The available evaluations suggest that students in CCE’s programs learn the material. We don’t know some other interesting facts about these programs, such as how many students they serve, the students’ demographic profile, or how much the programs cost per student. We cannot compare CCE’s impact or its cost-effectiveness against alternatives. Still, in the absence of public data on those matters, I will stipulate that CCE probably benefits the kids who experience its programs.

However, it is not the role of the federal government to finance curricula or materials that serve a small number of American kids, year after year. The federal government generally doesn’t select particular textbooks that seem beneficial and then provide them free of charge to limited numbers of schools where the teachers happen to request them. Nor should it provide programs like “We the People” or “Project Citizen” on those terms. Thirty-two million dollars is not nearly enough money to make a significant difference for the national student population, if it is spent that way.

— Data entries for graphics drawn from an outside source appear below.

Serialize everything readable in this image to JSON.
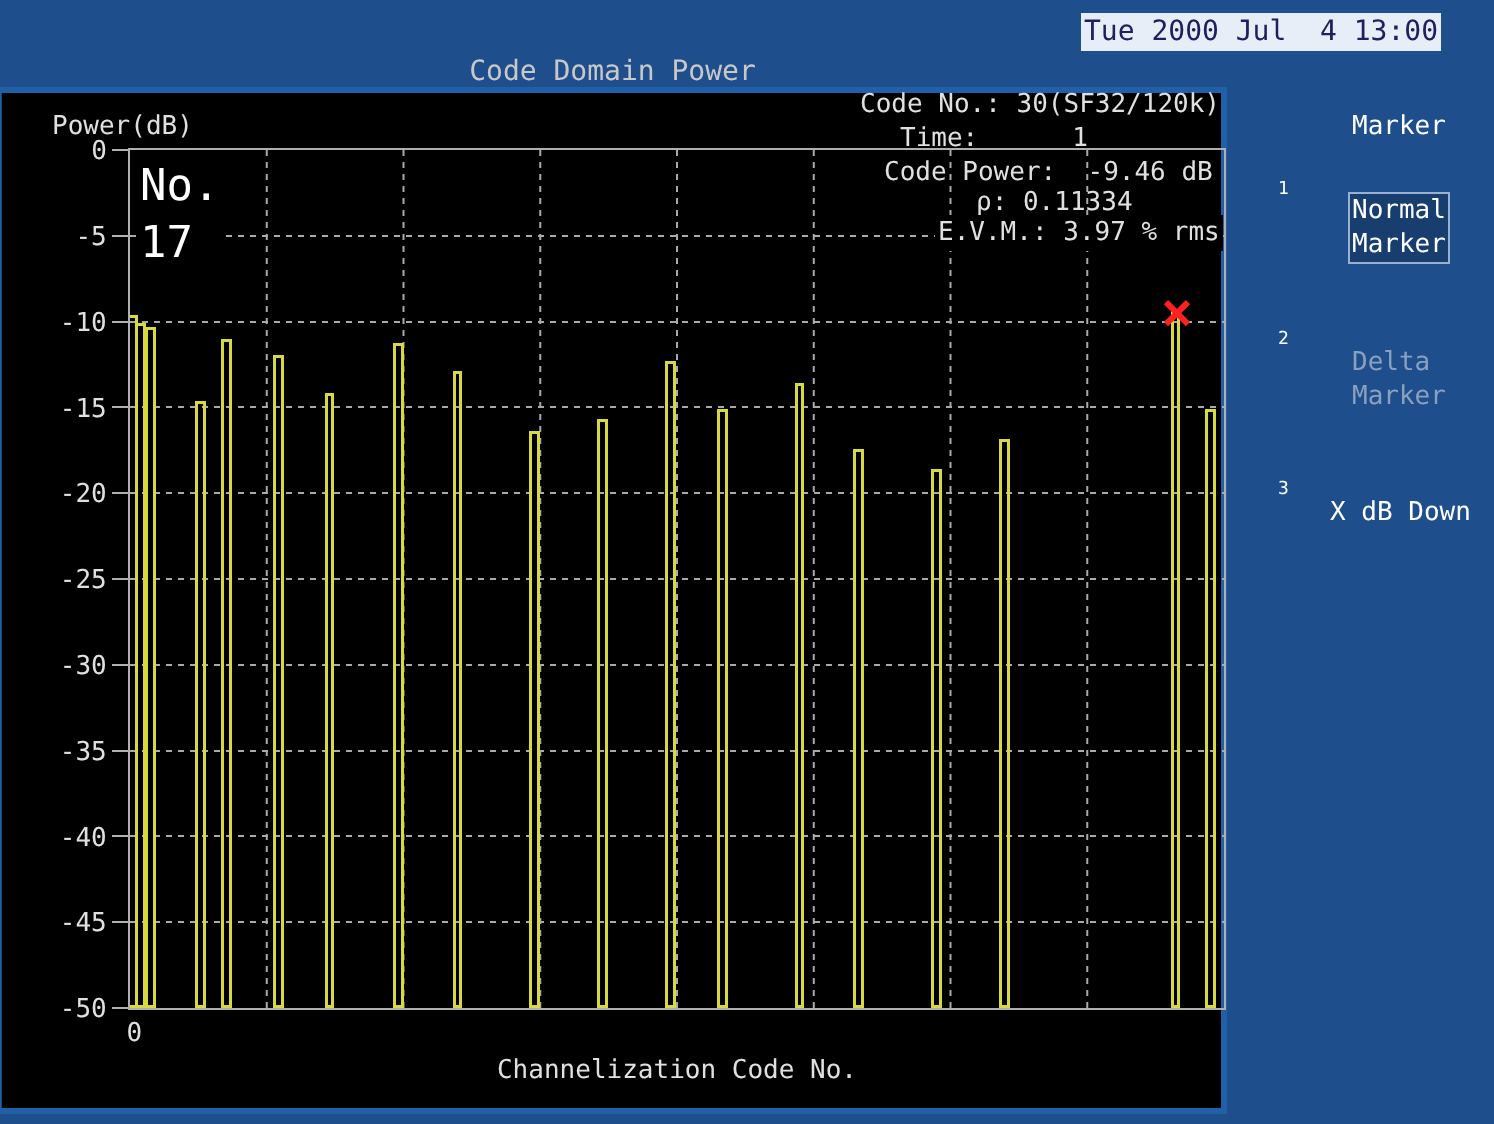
{
  "chart_data": {
    "type": "bar",
    "title": "Code Domain Power",
    "xlabel": "Channelization Code No.",
    "ylabel": "Power(dB)",
    "categories": [
      "0",
      null,
      null,
      null,
      null,
      null,
      null,
      null,
      null,
      null,
      null,
      null,
      null,
      null,
      null,
      null,
      null,
      null,
      null,
      null,
      null,
      null,
      null,
      null,
      null,
      null,
      null,
      null,
      null,
      null,
      null,
      null,
      null,
      null,
      null,
      null,
      null,
      null,
      null,
      null,
      null,
      null,
      null,
      null,
      null,
      null,
      null,
      null,
      null,
      null,
      null,
      null,
      null,
      null,
      null,
      null,
      null,
      null,
      null,
      null,
      null,
      null,
      null,
      null,
      null,
      null,
      null,
      null,
      null,
      null,
      null,
      null,
      null,
      null,
      null,
      null,
      null,
      null,
      null,
      null,
      null,
      null,
      null,
      null,
      null,
      null,
      null,
      null,
      null,
      null,
      null,
      null,
      null,
      null,
      null,
      null,
      null,
      null,
      null,
      null,
      null,
      null,
      null,
      null,
      null,
      null,
      null,
      null,
      null,
      null,
      null,
      null,
      null,
      null,
      null,
      null,
      null,
      null,
      null,
      null,
      null,
      null,
      null,
      null,
      null,
      null,
      null,
      null
    ],
    "series": [
      {
        "color": "#d8d840",
        "values": [
          40.2,
          39.7,
          39.5,
          null,
          null,
          null,
          null,
          null,
          35.2,
          null,
          null,
          38.8,
          null,
          null,
          null,
          null,
          null,
          37.9,
          null,
          null,
          null,
          null,
          null,
          35.7,
          null,
          null,
          null,
          null,
          null,
          null,
          null,
          38.6,
          null,
          null,
          null,
          null,
          null,
          null,
          36.9,
          null,
          null,
          null,
          null,
          null,
          null,
          null,
          null,
          33.5,
          null,
          null,
          null,
          null,
          null,
          null,
          null,
          34.2,
          null,
          null,
          null,
          null,
          null,
          null,
          null,
          37.5,
          null,
          null,
          null,
          null,
          null,
          34.7,
          null,
          null,
          null,
          null,
          null,
          null,
          null,
          null,
          36.3,
          null,
          null,
          null,
          null,
          null,
          null,
          32.4,
          null,
          null,
          null,
          null,
          null,
          null,
          null,
          null,
          31.2,
          null,
          null,
          null,
          null,
          null,
          null,
          null,
          33.0,
          null,
          null,
          null,
          null,
          null,
          null,
          null,
          null,
          null,
          null,
          null,
          null,
          null,
          null,
          null,
          null,
          null,
          null,
          null,
          40.5,
          null,
          null,
          null,
          34.7,
          null
        ],
        "base": [
          -50,
          -50,
          -50,
          null,
          null,
          null,
          null,
          null,
          -50,
          null,
          null,
          -50,
          null,
          null,
          null,
          null,
          null,
          -50,
          null,
          null,
          null,
          null,
          null,
          -50,
          null,
          null,
          null,
          null,
          null,
          null,
          null,
          -50,
          null,
          null,
          null,
          null,
          null,
          null,
          -50,
          null,
          null,
          null,
          null,
          null,
          null,
          null,
          null,
          -50,
          null,
          null,
          null,
          null,
          null,
          null,
          null,
          -50,
          null,
          null,
          null,
          null,
          null,
          null,
          null,
          -50,
          null,
          null,
          null,
          null,
          null,
          -50,
          null,
          null,
          null,
          null,
          null,
          null,
          null,
          null,
          -50,
          null,
          null,
          null,
          null,
          null,
          null,
          -50,
          null,
          null,
          null,
          null,
          null,
          null,
          null,
          null,
          -50,
          null,
          null,
          null,
          null,
          null,
          null,
          null,
          -50,
          null,
          null,
          null,
          null,
          null,
          null,
          null,
          null,
          null,
          null,
          null,
          null,
          null,
          null,
          null,
          null,
          null,
          null,
          null,
          -50,
          null,
          null,
          null,
          -50,
          null
        ]
      },
      {
        "type": "scatter",
        "color": "#ff2020",
        "marker": "cross",
        "values": [
          null,
          null,
          null,
          null,
          null,
          null,
          null,
          null,
          null,
          null,
          null,
          null,
          null,
          null,
          null,
          null,
          null,
          null,
          null,
          null,
          null,
          null,
          null,
          null,
          null,
          null,
          null,
          null,
          null,
          null,
          null,
          null,
          null,
          null,
          null,
          null,
          null,
          null,
          null,
          null,
          null,
          null,
          null,
          null,
          null,
          null,
          null,
          null,
          null,
          null,
          null,
          null,
          null,
          null,
          null,
          null,
          null,
          null,
          null,
          null,
          null,
          null,
          null,
          null,
          null,
          null,
          null,
          null,
          null,
          null,
          null,
          null,
          null,
          null,
          null,
          null,
          null,
          null,
          null,
          null,
          null,
          null,
          null,
          null,
          null,
          null,
          null,
          null,
          null,
          null,
          null,
          null,
          null,
          null,
          null,
          null,
          null,
          null,
          null,
          null,
          null,
          null,
          null,
          null,
          null,
          null,
          null,
          null,
          null,
          null,
          null,
          null,
          null,
          null,
          null,
          null,
          null,
          null,
          null,
          null,
          null,
          null,
          -9.5,
          null,
          null,
          null,
          null,
          null
        ]
      }
    ],
    "ylim": [
      -50,
      0
    ],
    "yticks": [
      -50,
      -45,
      -40,
      -35,
      -30,
      -25,
      -20,
      -15,
      -10,
      -5,
      0
    ],
    "grid": true,
    "annotations": [
      "No.\n17",
      "Code No.: 30(SF32/120k)",
      "Time:      1",
      "Code Power:  -9.46 dB",
      "ρ: 0.11334",
      "E.V.M.: 3.97 % rms",
      "Tue 2000 Jul  4 13:00",
      "Marker",
      "1",
      "Normal\nMarker",
      "2",
      "Delta\nMarker",
      "3",
      "X dB Down"
    ]
  }
}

Instead, a minimum of $32 million should be spent on innovation and growth. Competitive grants should be given to school districts, schools, other local government agencies, nonprofits, colleges, publishing companies, software developers, and other firms that propose to develop and test new approaches to civic education or to increase the scale or quality of their efforts. Thirty-two million dollars would be useful seed money, and over time it could benefit most American kids.

The Administration is asking Congress to end CCE’s earmark. That seems like the right thing to do, but the next step must be to create a competitive alternative run by the United States Department of Education. Congress and the Administration should fund civic education–the original purpose of American schooling–at a minimum of $32 million for the whole country. Criteria for competitive grants should include: innovation, rigorous evaluation, a potential to grow and survive without further federal funding, and a focus on engaging disadvantaged kids.

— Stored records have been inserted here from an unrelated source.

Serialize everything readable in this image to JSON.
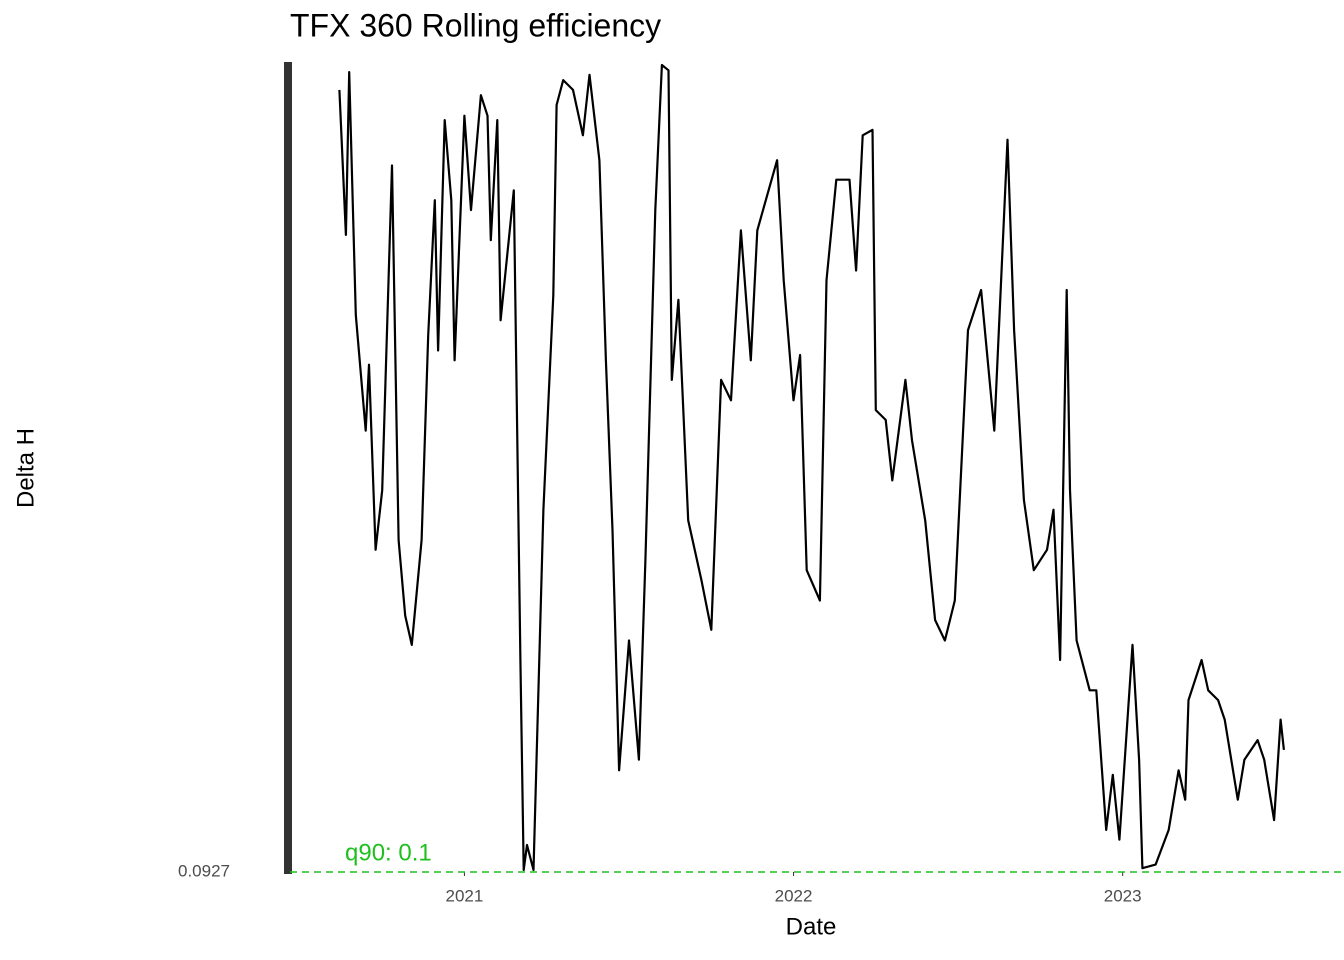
{
  "chart_data": {
    "type": "line",
    "title": "TFX 360 Rolling efficiency",
    "xlabel": "Date",
    "ylabel": "Delta H",
    "xlim": [
      2020.47,
      2023.63
    ],
    "xticks": [
      2021,
      2022,
      2023
    ],
    "ylim": [
      0.0927,
      1.0
    ],
    "yticks": [
      0.0927
    ],
    "color": "#000000",
    "threshold": 0.0927,
    "threshold_color": "#1fbf1f",
    "annotation": "q90: 0.1",
    "x": [
      2020.62,
      2020.64,
      2020.65,
      2020.67,
      2020.7,
      2020.71,
      2020.73,
      2020.75,
      2020.78,
      2020.8,
      2020.82,
      2020.84,
      2020.87,
      2020.89,
      2020.91,
      2020.92,
      2020.94,
      2020.96,
      2020.97,
      2021.0,
      2021.02,
      2021.05,
      2021.07,
      2021.08,
      2021.1,
      2021.11,
      2021.15,
      2021.17,
      2021.18,
      2021.19,
      2021.21,
      2021.23,
      2021.24,
      2021.27,
      2021.28,
      2021.3,
      2021.33,
      2021.36,
      2021.38,
      2021.41,
      2021.43,
      2021.45,
      2021.47,
      2021.5,
      2021.53,
      2021.55,
      2021.58,
      2021.6,
      2021.62,
      2021.63,
      2021.65,
      2021.68,
      2021.72,
      2021.75,
      2021.78,
      2021.81,
      2021.84,
      2021.87,
      2021.89,
      2021.95,
      2021.97,
      2022.0,
      2022.02,
      2022.04,
      2022.08,
      2022.1,
      2022.13,
      2022.17,
      2022.19,
      2022.21,
      2022.24,
      2022.25,
      2022.28,
      2022.3,
      2022.34,
      2022.36,
      2022.4,
      2022.43,
      2022.46,
      2022.49,
      2022.53,
      2022.57,
      2022.61,
      2022.65,
      2022.67,
      2022.7,
      2022.73,
      2022.77,
      2022.79,
      2022.81,
      2022.83,
      2022.84,
      2022.86,
      2022.9,
      2022.92,
      2022.95,
      2022.97,
      2022.99,
      2023.03,
      2023.05,
      2023.06,
      2023.1,
      2023.14,
      2023.17,
      2023.19,
      2023.2,
      2023.24,
      2023.26,
      2023.29,
      2023.31,
      2023.35,
      2023.37,
      2023.41,
      2023.43,
      2023.46,
      2023.48,
      2023.49
    ],
    "values": [
      0.972,
      0.809,
      0.992,
      0.719,
      0.589,
      0.663,
      0.455,
      0.522,
      0.887,
      0.466,
      0.381,
      0.348,
      0.466,
      0.696,
      0.848,
      0.679,
      0.938,
      0.848,
      0.668,
      0.943,
      0.837,
      0.966,
      0.943,
      0.803,
      0.938,
      0.713,
      0.859,
      0.331,
      0.095,
      0.123,
      0.095,
      0.365,
      0.5,
      0.741,
      0.955,
      0.983,
      0.972,
      0.921,
      0.989,
      0.893,
      0.668,
      0.477,
      0.207,
      0.353,
      0.219,
      0.443,
      0.837,
      1.0,
      0.994,
      0.646,
      0.736,
      0.488,
      0.421,
      0.365,
      0.646,
      0.623,
      0.814,
      0.668,
      0.814,
      0.893,
      0.758,
      0.623,
      0.674,
      0.432,
      0.398,
      0.758,
      0.871,
      0.871,
      0.769,
      0.921,
      0.927,
      0.612,
      0.601,
      0.533,
      0.646,
      0.578,
      0.488,
      0.376,
      0.353,
      0.398,
      0.702,
      0.747,
      0.589,
      0.916,
      0.702,
      0.511,
      0.432,
      0.455,
      0.5,
      0.331,
      0.747,
      0.522,
      0.353,
      0.297,
      0.297,
      0.14,
      0.202,
      0.129,
      0.348,
      0.219,
      0.097,
      0.101,
      0.14,
      0.207,
      0.174,
      0.286,
      0.331,
      0.297,
      0.286,
      0.264,
      0.174,
      0.219,
      0.241,
      0.219,
      0.151,
      0.264,
      0.23
    ]
  }
}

service as a path to educational success

(San Francisco) I gave a presentation and moderated a session at the National Conference on Volunteering & Service yesterday. The topic was equity. But I’d rather describe a different panel, one that I attended as a member of the audience. The topic was service as a key to enhance student achievement. Angela Glover Blackwell was the moderator, and she started with an eloquent statement in favor of tapping students’ energies to address social problems and thereby give them skills and motivations for learning. She said that all the excellent social programs she knows include a dimension of civic engagement, because programs work best when people “own” them. She cited Harlem Children’s Zone as a model and referred to a new federal program, Promise Neighborhoods, that intends to replicate that model. Unfortunately, James Shelton III from the US Department of Education had to miss the panel at the last moment and so could not address that initiative.

Lisa Spinali, a friend of mine, talked about a large program that matches volunteers to schools in San Francisco (it is called San Francisco Volunteers, and she’s the executive director). There has been a gradual shift from placing anyone with an interest in a school to identifying real needs and finding the right skills. Early on, San Franciscans might offer to teach macrame and guitar and would be sent to a classroom. Today, a corps of bilingual volunteers translates at parent/teacher conferences.

Anthony Salcito works for Microsoft. He used the formula that I associate with the Gates Foundation: rigor, relevance, and relationships. These “three-r’s” are too often lacking in our schools. Salcito took the line that “service-learning” (combinations of academic study with community service) would help with rigor, relevance, and relationships.

Eric Schwartz from Citizen Schools made the case that the school day and school year are too short; there should be more learning opportunities for all kids during an expanded learning day. Citizen Schools creates a “second shift” of learning, with lots of interactive and fun projects. Volunteering comes into play in two ways. The “second shift” is substantially provided by unpaid volunteer adults and by AmeriCorps members. And the kids do, among many other activities, some service-learning.